I suggest that the key to understanding Brando's genius rests in paying close attention to the reasons he gave for turning away. In his later years he dismissed acting as a non-art, something for children to do. He said that the very idea of returning to stage reminded him of a return to hell. The process of acting must have been immensely painful for him early on for him to so strongly turn against it. I am guessing that when he was young and strong, he had the courage of fury. He was purging when he acted, getting rid of demons. He blurred the distinction between art and reality.

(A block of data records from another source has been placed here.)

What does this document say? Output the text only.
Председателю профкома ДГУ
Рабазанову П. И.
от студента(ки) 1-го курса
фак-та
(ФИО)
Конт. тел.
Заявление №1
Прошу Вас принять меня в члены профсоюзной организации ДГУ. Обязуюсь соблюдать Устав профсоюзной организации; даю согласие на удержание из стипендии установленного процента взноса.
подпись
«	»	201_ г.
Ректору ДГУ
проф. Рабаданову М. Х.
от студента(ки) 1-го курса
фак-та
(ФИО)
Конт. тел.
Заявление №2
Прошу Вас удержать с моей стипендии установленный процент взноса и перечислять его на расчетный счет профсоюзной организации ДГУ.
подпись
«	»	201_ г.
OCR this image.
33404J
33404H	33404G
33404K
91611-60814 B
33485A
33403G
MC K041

I have watched the "Stella!" scene from "A Streetcar Named Desire" so many times that I know every single action in it. When Stanley clasps his hands to his head and cries out for his wife, his scream rattles my bones. Marlon Brando in that moment is nothing less than a wounded animal in the jungle. His pain was palpable. As a fellow human being, I hated to see anybody suffer that much, and yet I knew full well that he was acting. At that point in his career, he was willing to go to such places in his psyche. You climb the mountain because it is there.

And so, on the occasion of Marlon Brando's death, I have reflected on his work and prepared the following list of acting lessons. They go beyond technique. A lot of actors have technique, but there are precious few that can approach what Brando could do with a role. There had to have been other explanations.

1. Don't be afraid. If you are afraid of your own emotions or those of fellow actors, you will never act below the surface level. Acting is not about feeling safe. It is about taking risk.
2. Act physically. Forget the modern digital world and all of the acting theorists. The Meisner Technique won't do it for you, nor will Strasberg's Method. Take your cue from primitive mankind. We are built to do battle if we want to survive. We are built to be sexual. This is the stuff of life and it speaks directly to the heart of the audience.
3. Care. Every human being is a hero in his or her own life. Every human life matters a lot. Do not be a sheep in your life. Risk failure. Care about things and speak up.
4. Listen. Acting is reacting, and nobody listened better than Brando. He listened with his ears and he listened with his body, and he listened with his eyes.
5. Be childlike. Brando was correct when he later observed that acting is for children. This was the quality he lost over time. He lost the willingness to play and pretend. As terrifying as acting can be when it is truthful, it is also fun. Or at least it should be. For Marlon Brando, it got to the point where it wasn't fun any more, and that is the saddest thing of all. I believe in my heart that acting is an honorable thing to do with your life. It is shamanistic. Brando evidently never looked at it that way in the first place. He had reasons of his own for becoming an actor.

Unfortunately, I never saw this man perform on stage, and it is one of the great regrets of my theatrical life. By the time I came into acting, he had stopped doing stage, so my only option was to study his films. I have done that and will continue to do so. I urge the readers of this letter to do the same if you care about great acting. In his prime, Marlon Brando was the best of the best of the best.

"The close-up says everything. It's then that an actor's learned, rehearsed behavior becomes most obvious to an audience and chips away, unconsciously, at its experience of reality. In a close-up, the audience is only inches away, and your face becomes the stage."